Luke Wright admits he was relieved to receive a call-up to the England squad for the ICC World Twenty20 and now has his sights set on building on his match-winning effort against Afghanistan.
Wright equalled the highest-ever score by an Englishman in Twenty20 internationals in his side's opening fixture, blazing 99 not out from just 55 balls to help secure the defending champions' place in the Super Eights.
The Sussex all-rounder was a central figure when Paul Collingwood led England to their first, and still only, International Cricket Council global trophy in the Caribbean two years ago.
But only Ravi Bopara's loss of form opened the door to Wright, even after his own surge of runs for Sussex had convinced the selectors to name him in their final 15 for the defence of England's world title.

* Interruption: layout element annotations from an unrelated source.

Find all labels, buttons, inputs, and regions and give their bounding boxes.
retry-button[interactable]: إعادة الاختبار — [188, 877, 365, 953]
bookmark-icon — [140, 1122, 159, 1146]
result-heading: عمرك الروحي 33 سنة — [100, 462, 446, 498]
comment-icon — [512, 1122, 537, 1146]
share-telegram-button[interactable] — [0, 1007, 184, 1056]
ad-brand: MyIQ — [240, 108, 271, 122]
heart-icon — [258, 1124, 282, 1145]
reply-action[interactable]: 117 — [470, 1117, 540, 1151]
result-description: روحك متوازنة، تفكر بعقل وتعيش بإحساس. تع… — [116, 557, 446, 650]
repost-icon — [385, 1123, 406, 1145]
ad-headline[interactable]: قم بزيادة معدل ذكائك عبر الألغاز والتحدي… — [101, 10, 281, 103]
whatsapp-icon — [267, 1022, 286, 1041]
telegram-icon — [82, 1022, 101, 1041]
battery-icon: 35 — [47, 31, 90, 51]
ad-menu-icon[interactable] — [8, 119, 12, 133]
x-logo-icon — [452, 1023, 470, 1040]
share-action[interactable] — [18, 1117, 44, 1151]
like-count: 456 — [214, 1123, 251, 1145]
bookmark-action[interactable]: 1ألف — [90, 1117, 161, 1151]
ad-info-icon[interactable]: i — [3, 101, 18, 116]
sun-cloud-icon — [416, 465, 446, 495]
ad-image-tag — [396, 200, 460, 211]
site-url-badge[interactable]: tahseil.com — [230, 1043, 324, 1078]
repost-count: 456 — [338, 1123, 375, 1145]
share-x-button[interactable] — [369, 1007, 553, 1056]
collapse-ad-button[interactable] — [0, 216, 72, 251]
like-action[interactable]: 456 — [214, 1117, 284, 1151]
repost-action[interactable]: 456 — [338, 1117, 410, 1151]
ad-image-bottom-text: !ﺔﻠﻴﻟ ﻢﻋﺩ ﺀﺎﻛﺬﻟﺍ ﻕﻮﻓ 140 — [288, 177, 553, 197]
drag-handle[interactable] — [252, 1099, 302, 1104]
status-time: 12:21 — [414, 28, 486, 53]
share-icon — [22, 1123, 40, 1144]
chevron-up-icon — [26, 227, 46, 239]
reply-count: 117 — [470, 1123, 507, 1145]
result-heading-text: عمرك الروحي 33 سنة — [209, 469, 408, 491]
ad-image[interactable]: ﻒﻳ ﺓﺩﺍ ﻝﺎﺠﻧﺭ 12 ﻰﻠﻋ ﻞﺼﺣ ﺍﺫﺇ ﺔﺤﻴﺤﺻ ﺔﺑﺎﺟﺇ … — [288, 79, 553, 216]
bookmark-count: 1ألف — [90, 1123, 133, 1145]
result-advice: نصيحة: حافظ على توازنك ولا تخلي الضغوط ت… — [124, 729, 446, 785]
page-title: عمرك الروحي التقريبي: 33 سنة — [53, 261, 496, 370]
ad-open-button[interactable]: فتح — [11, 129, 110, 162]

Speaking on making the cut for the Sri Lanka showpiece, Wright said: "When I was announced in the 30 originally, I was delighted with that - then just kept my fingers crossed I could keep scoring runs to force my way into the 15.
"Luckily that happened, and I was fairly relieved when I got the call to say I was in the 15.
"I suppose then when I joined up I was just desperate to get a chance, because I felt in the form of my life.
"Luckily, I've been given a go - and I suppose then it's about taking it.
"I hope so far I've done that, and it's now about building on this for the rest of the tournament."
Wright believes he, and England, have plenty more potential - and is hoping they will prove that again when they take on pre-tournament favourites India on Sunday.
There will be nothing other than winning momentum at stake in that fixture, because seedings will dictate against whom and where all qualifiers play.
Wright, however, is already looking forward to England's next opportunity to shine after racking up 196 for five and then bowling the opposition out for just 80 to set a new personal-best winning margin in this sprint format.
"I think with a performance like that it shows we are a dangerous side," he said.
"Naturally, the sub-continent sides are always going to be favourites in these conditions.
"But we've worked very hard on facing spinners, and we're quietly confident in the changing room.
"It's nice going into the next game knowing we're through. I don't think it will define whether we can win it (the tournament) or not.
"But obviously if we win that game, it will be another huge confidence boost."